Beberapa waktu lalu, dua PJSP asing itu juga bekerja sama dengan merchant atau sektor usaha seperti hotel di Pulau Dewata, dan menawarkan fasilitas pembayaran kepada turis asing.

"Yang belum kerja sama, sudah kami stop merchant-nya, sudah lapor kepada kami, sudah kami tegaskan," kata Kepala Departemen Kebijakan dan Pengawasan Sistem Pembayaran Bank Indonesia Onny Widjanarko di Jakarta, Kamis (13/9).

Secara spesifik, Onny ataupun pejabat Bank Sentral lainnya enggan menyebutkan entitas dua PJSP asing tersebut. Namun, Onny tidak membantah dan juga tidak membenarkan, ketika ditanyakan apakah dua PSJP asing tersebut adalah Alipay dan WeChat, seperti pemberitaan media nasional dalam beberapa waktu terakhir.

Setelah BI melakukan menindak tegas dengan menghentikan kerja sama antara merchant dan PJSP asing, Onny menyebutkan memang terdapat sejumlah PJSP asing yang langsung mengurus izin untuk bekerja sama dengan PJSP domestik.

Hingga awal September 2018, terdapat satu PJSP luar negeri yang meneken kerja sama dengan PJSP domestik.
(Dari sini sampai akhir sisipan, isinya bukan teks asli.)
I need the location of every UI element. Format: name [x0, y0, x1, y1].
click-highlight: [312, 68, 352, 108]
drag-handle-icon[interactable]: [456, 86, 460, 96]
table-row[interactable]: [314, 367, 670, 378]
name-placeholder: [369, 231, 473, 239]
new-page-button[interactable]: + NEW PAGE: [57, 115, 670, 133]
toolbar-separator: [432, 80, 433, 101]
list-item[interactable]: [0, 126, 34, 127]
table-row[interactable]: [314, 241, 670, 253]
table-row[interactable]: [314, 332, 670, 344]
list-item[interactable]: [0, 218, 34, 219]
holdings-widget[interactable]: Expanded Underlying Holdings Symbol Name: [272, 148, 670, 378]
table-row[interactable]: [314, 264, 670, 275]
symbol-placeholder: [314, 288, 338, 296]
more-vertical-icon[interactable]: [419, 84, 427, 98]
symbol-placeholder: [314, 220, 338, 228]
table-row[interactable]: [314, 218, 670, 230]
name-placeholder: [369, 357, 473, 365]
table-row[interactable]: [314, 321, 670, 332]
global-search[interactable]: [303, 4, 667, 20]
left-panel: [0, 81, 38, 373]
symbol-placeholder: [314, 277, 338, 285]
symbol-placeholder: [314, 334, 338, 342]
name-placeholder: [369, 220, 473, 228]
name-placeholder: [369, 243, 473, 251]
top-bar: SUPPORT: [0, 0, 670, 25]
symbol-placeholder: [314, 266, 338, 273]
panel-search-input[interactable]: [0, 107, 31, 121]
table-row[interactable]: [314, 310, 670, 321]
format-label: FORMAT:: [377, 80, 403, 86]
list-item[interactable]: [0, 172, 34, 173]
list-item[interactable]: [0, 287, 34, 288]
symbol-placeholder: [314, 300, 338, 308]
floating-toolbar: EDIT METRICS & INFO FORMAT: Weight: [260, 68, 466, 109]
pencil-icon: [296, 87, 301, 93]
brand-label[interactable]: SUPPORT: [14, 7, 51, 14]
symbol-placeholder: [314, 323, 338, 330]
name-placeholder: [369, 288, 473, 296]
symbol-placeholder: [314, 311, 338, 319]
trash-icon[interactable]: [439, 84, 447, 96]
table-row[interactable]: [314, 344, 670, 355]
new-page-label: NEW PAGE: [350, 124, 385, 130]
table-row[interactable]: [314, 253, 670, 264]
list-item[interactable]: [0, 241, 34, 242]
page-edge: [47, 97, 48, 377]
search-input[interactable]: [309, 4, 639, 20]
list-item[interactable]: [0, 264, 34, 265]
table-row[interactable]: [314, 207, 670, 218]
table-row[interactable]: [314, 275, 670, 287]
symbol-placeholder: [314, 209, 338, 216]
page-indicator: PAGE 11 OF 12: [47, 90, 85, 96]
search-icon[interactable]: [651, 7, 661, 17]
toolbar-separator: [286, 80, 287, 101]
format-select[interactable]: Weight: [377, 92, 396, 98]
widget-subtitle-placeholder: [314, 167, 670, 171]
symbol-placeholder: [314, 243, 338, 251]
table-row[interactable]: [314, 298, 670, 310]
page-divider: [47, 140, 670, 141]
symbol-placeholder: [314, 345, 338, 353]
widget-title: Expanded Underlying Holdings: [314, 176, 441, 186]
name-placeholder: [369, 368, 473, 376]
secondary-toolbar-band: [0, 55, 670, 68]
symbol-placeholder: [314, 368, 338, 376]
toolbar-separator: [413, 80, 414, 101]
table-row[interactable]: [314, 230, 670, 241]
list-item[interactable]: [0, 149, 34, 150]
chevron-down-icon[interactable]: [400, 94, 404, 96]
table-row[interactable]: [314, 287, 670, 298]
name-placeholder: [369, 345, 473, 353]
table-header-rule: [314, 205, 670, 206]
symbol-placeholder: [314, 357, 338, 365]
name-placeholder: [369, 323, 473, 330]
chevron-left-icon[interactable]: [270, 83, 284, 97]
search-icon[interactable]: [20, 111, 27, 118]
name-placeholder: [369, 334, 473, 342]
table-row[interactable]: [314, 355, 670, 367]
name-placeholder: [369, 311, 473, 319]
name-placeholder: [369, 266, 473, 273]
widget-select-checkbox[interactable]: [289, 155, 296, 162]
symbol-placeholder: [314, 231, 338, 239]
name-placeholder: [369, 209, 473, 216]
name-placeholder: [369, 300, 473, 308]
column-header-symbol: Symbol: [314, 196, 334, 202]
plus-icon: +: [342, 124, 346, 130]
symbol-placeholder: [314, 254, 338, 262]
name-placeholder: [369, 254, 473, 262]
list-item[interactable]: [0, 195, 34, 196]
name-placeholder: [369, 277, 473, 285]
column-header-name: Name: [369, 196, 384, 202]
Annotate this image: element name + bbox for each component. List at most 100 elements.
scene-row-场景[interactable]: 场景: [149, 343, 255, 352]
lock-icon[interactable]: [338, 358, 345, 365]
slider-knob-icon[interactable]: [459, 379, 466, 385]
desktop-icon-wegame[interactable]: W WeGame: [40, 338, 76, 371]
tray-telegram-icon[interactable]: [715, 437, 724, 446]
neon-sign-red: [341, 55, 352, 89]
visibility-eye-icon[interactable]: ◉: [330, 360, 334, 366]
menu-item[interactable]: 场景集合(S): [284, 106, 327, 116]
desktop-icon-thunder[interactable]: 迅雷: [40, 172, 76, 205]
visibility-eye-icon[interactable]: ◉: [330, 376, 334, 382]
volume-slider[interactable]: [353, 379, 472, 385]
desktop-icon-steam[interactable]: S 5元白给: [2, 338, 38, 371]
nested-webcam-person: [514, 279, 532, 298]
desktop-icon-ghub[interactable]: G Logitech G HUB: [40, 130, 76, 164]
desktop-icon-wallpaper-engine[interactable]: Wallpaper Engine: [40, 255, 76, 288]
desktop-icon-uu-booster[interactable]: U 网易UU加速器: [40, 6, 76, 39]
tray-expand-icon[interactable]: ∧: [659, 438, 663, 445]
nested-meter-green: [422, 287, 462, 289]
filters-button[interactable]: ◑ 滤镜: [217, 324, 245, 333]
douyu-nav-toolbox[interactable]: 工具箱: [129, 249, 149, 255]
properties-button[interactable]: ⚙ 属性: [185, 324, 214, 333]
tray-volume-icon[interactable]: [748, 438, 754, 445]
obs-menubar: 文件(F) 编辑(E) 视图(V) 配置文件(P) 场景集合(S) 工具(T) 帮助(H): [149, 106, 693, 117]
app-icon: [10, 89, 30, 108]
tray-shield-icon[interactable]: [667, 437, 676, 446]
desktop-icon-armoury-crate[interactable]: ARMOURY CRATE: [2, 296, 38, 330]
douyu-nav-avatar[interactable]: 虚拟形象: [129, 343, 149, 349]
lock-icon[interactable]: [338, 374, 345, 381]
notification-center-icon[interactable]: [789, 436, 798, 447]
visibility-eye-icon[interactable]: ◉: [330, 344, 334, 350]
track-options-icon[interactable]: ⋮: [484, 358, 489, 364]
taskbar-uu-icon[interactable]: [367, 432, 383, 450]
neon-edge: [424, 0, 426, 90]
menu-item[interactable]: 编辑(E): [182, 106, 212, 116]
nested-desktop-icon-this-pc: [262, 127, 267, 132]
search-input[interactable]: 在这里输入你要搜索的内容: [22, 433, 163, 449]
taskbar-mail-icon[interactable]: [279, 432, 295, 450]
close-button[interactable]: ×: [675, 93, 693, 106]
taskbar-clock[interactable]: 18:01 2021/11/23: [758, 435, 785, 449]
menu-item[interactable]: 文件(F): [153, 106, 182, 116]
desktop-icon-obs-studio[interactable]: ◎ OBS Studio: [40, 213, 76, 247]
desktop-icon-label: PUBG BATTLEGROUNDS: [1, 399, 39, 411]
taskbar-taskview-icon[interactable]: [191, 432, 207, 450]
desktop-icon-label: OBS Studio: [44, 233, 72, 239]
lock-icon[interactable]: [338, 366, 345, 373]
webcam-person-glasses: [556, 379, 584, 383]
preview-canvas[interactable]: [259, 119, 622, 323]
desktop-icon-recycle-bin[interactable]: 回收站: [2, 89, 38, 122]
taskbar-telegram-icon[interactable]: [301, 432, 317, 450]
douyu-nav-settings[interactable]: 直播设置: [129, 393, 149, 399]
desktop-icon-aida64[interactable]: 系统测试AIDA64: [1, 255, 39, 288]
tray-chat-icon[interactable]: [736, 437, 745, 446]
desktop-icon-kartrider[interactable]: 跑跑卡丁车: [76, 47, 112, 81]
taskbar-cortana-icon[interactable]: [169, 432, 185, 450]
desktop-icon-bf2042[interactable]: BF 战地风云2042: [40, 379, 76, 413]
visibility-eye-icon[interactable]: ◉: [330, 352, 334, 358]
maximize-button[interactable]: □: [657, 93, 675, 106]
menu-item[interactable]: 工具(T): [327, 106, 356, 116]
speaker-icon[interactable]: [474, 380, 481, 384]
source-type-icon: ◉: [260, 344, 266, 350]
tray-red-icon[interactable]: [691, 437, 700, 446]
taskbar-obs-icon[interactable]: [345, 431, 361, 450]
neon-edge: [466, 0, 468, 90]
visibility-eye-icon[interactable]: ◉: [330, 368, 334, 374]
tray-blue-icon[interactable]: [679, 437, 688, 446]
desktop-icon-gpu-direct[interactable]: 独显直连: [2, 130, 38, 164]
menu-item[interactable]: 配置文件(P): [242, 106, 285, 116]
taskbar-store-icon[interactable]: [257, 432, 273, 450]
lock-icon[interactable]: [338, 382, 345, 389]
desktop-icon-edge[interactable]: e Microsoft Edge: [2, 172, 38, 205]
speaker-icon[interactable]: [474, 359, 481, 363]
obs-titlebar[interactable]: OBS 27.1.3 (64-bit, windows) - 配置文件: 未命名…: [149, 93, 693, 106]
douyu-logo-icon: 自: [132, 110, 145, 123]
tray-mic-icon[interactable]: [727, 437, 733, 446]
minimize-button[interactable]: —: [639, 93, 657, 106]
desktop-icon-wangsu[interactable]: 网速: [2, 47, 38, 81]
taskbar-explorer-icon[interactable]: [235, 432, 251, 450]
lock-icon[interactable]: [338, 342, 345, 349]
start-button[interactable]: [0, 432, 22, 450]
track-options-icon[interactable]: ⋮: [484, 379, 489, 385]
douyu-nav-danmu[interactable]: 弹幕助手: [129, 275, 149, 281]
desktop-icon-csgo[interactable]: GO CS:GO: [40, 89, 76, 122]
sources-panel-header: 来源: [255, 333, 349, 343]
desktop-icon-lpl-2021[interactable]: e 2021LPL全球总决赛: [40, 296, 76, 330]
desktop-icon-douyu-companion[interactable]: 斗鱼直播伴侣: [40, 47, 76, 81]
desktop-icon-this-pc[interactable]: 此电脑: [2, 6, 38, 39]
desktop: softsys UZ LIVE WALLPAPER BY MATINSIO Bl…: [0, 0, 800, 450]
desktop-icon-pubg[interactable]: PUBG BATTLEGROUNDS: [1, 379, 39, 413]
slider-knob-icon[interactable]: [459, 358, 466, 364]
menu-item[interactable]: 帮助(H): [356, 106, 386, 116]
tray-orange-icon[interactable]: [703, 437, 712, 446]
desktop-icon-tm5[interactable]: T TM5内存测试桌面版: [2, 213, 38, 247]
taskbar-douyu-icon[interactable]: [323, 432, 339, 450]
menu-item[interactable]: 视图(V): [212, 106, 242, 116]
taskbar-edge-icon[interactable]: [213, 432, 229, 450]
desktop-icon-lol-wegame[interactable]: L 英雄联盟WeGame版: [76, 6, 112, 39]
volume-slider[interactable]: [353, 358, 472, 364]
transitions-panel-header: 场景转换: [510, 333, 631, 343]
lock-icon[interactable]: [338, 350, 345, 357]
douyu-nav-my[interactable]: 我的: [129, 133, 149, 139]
Ihwal kewajiban kerja sama ini diatur dalam Peraturan Bank Indonesia Nomor 20/VI/PBI/2018 tentang Penyelenggaraan Uang Elektronik yang berlaku mulai 4 Mei 2018. Dalam Peraturan itu disebutkan, setiap PJSP yang beroperasi di dalam negeri harus masuk ke Gerbang Pembayaran Nasional (GPN).

Baca Juga :
Budi Daya Udang

BI juga meminta PJSP luar negeri ini bekerja sama dengan Bank Umum Kegiatan Usaha (BUKU) IV. BI mendesak PJSP asing tersebut menyelesaikan kesepakatan kerja sama dengan PJSP domestik paling lambat tahun ini.

Situasi Terkendali

Pada kesempatan berbeda, Deputi Gubernur Senior BI, Mirza Adityaswara mengatakan asumsi nilai tukar rupiah terhadap dollar AS pada 2019 didasarkan pada situasi pasar keuangan yang diprediksi lebih terkontrol pada tahun depan.

"Kami perkirakan situasi pasar keuangan pada 2019 lebih controllable (terkendali), sehingga kami memberikan proyeksi APBN 14.300 sampai 14.700 rupiah," ujar Mirza saat rapat kerja membahas asumsi dasar makro RAPBN 2019 di Gedung DPR, Jakarta, kemarin.

Mirza menjelaskan, kenaikan suku bunga acuan oleh Bank Sentral AS atau The Federal Reserve (The Fed) yang diperkirakan oleh BI akan terjadi dari level 2 persen menjadi 3,25 persen, gejolak yang terjadi di global tidak akan sebesar saat suku bunga acuan The Fed atau Fed Fund Rate (FFR) naik dari 0,25 persen menjadi 2 persen.

Selain itu, rencana Bank Sentral Eropa (ECB) yang akan menaikkan suku bunga acuannya pada 2019, juga tidak akan banyak berpengaruh terhadap negara-negara berkembang termasuk Indonesia.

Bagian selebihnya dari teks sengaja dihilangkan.